El número de policías que un país necesita para garantizar el orden público está determinado por el grado de cultura ciudadana. Por supuesto, el primer paso es que los deberes y los derechos de ciudadanía estén claramente consignados en el gran pacto social que es la Constitución.
Eso es una condición «sine qua non» (necesaria pero no suficiente), porque después de 200 años de simulación democrática y de hermosas pero vacías retóricas políticas, todos los latinoamericanos sabemos que una Constitución puede ser nada más que papel mojado.
Los deberes y derechos constitucionales solo son reales cuando se cumplen a cabalidad en la práctica social cotidiana, cuando la población honra sus obligaciones y no tiene tolerancia a los abusos porque posee plena conciencia de sus derechos.

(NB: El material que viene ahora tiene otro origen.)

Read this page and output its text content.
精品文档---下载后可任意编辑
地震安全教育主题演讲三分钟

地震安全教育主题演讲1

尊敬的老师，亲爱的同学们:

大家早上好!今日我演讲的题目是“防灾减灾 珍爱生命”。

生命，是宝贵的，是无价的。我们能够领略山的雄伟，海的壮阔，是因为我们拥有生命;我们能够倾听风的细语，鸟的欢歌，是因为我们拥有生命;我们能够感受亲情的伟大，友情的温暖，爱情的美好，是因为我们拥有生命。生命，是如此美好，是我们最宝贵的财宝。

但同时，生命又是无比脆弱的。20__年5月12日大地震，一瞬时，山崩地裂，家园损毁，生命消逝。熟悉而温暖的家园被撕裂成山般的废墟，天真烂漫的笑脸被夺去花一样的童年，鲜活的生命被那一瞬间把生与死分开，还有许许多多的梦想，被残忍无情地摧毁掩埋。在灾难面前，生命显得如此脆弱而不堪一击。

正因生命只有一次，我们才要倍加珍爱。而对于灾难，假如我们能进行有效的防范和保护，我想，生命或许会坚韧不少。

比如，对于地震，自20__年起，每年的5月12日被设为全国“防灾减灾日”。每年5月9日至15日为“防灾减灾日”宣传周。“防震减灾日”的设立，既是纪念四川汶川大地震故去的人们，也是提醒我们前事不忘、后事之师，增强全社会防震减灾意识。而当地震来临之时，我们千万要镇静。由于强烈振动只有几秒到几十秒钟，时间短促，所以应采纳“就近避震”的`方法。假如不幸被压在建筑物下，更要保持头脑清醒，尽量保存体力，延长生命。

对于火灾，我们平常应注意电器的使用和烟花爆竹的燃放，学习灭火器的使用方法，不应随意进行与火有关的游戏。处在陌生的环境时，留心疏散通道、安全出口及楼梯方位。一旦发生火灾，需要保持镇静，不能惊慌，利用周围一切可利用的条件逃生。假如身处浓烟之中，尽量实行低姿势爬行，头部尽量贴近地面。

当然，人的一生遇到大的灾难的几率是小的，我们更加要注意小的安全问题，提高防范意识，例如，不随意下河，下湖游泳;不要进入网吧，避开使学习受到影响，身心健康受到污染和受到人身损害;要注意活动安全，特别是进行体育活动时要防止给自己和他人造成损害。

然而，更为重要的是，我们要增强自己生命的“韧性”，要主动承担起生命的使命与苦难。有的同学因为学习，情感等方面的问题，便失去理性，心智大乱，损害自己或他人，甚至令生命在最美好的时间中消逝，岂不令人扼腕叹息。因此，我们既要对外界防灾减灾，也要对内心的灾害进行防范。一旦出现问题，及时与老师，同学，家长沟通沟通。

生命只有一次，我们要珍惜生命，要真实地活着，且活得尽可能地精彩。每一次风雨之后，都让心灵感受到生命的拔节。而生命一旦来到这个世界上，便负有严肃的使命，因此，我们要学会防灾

Esa conciencia no se adquiere de golpe, y es más bien el resultado de un proceso de aprendizaje que puede ser más o menos difícil, más o menos lento, pero imprescindible en todo caso.
¿Y cómo empieza ese proceso? Haciendo tangible y evidente la diferencia, y las respectivas consecuencias, entre un actuar justo o injusto, legal o ilegal, correcto o incorrecto.
Por la vía de un desarrollo progresivo se puede eliminar la pobreza extrema, reducir notablemente los indicadores de la pobreza ordinaria y ampliar cada vez más la clase media. Pero en ese desarrollo, fundamentalmente económico, subyace un agregado social, político y moral: ningún país es desarrollado solo por ser rico, lo es porque es realmente democrático, soberano y digno.
La situación actual de las grandes potencias occidentales muestra meridianamente que, si se deterioran esas tres últimas condiciones, el mero poderío económico carece de sentido y, a la larga, se vuelve incluso insostenible.
Nadie tuvo la hegemonía desde siempre, nada garantiza que la hegemonía sea para siempre. La historia del auge y la caída de los imperios es dramática pero tan real como la luz del sol.
El Salvador ha iniciado su marcha hacia el desarrollo, y todo indica que, en general, hemos tomado las lecciones de la historia. No queremos seguir siendo un país pobre, pero, sobre todo, queremos ser realmente democráticos, realmente soberanos y realmente dignos. Los salvadoreños sabemos que esta es la única ruta para hacer realidad nuestro objetivo supremo: que nuestros hijos vivan mejor que nosotros y que nuestros nietos vivan mucho mejor que nuestros hijos.
En la ardua batalla por conquistar ese propósito enfrentamos y enfrentaremos aún muchas dificultades, unas sustantivas y otras subalternas, saber distinguir entre aquellas y estas es imperativo.
Quien tiene clara la meta y el camino hacia ella no se pierde por los recovecos laterales que muy bien pueden ser tan peligrosos como estériles. Construir ciudadanía es parte fundamental de este esfuerzo colectivo. Nosotros el pueblo nos merecemos el futuro que hemos elegido.